Quote:
Originally Posted by fluffy0000
China’s current account surplus exists because its dysfunctional financial system cannot intermediate the growing savings into investments. The private savings rate is high because China does not have the variety of financial institutions that would, one, pool risks by providing medical insurance, pension insurance, and unemployment insurance; and, two, transform savings into education loans, housing loans, and other types of investment loans. The backward financial system in China has made the private savings rate in China 7.0 to 12.2 percentage points higher than in the US.
|
You are right about insurance, but it's not the bank's role, it's the government's role. The main reason for the savings rate is culture (being thrifty is seeing as a virtue) and also lack of a safety net in social services. People need to stash up for a rainy day in China because there is no Medicare or unemployment benefits or anything like that should things go wrong.

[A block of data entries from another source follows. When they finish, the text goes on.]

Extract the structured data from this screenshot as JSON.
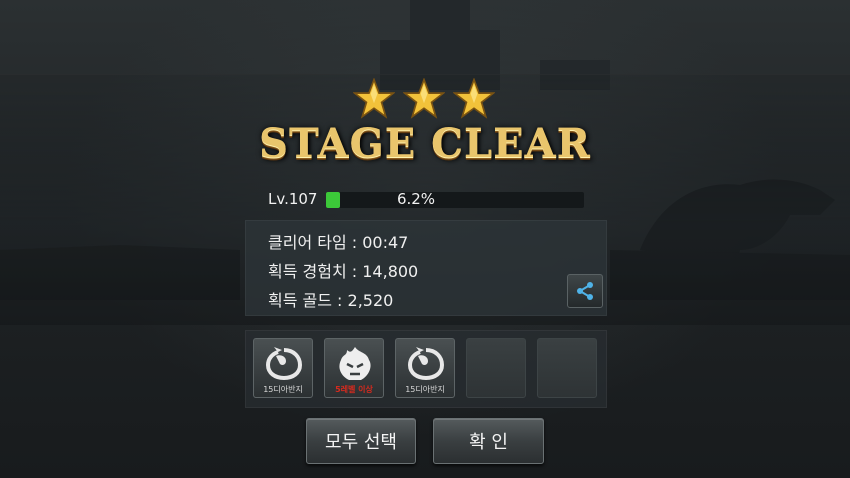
{
  "header": {
    "stars_earned": 3,
    "stars_total": 3,
    "title": "STAGE CLEAR"
  },
  "level": {
    "label": "Lv.107",
    "exp_percent_text": "6.2%",
    "exp_fraction": 0.062
  },
  "results": {
    "clear_time": "클리어 타임 : 00:47",
    "exp_gained": "획득 경험치 : 14,800",
    "gold_gained": "획득 골드 : 2,520"
  },
  "rewards": [
    {
      "icon": "dragon-ring-icon",
      "label": "15디아반지"
    },
    {
      "icon": "flame-demon-icon",
      "label": "5레벨 이상"
    },
    {
      "icon": "dragon-ring-icon",
      "label": "15디아반지"
    },
    {
      "icon": "empty-slot",
      "label": ""
    },
    {
      "icon": "empty-slot",
      "label": ""
    }
  ],
  "buttons": {
    "select_all": "모두 선택",
    "confirm": "확 인"
  },
  "colors": {
    "star_gold": "#f2c23a",
    "title_gold": "#e9c56c",
    "exp_green": "#3cc839",
    "share_blue": "#4fb3e8"
  }
}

It may not be perfect but China is in hell of lot of a better position than US at the moment which pumped up its phoney economy through reckless borrowing. With the national debt at 11 Trillion or whatever it is now, the US is practically bankrupt, and the printing press is running 24/7 (or will be if at any stage China refuses to buy more treasury bills).
What China needs to do is spur internal consumption to save itself, it cannot rely on US to consume forever. The fall in demand from the US is what's mainly causing China so much pain. Luckily, the government isn't stupid and it is doing this now by giving farmers REBATES on white goods and also city dwellers REBATES on small cars (up to 1.6L), another xxx billions in public health, and of course $1 Trillion yuan in mainly infrastructure investments.
How effective this is, well the jury is still out but spending money on infrastructure is gotta be a lot wiser than spending money to prop up demand. You can't spend yourself out of a recession, you have to PRODUCE your way out of it.
Yes the Chinese banking system is far from great but right now it's doing a hell of a lot better than the US, none of which is worth a penny.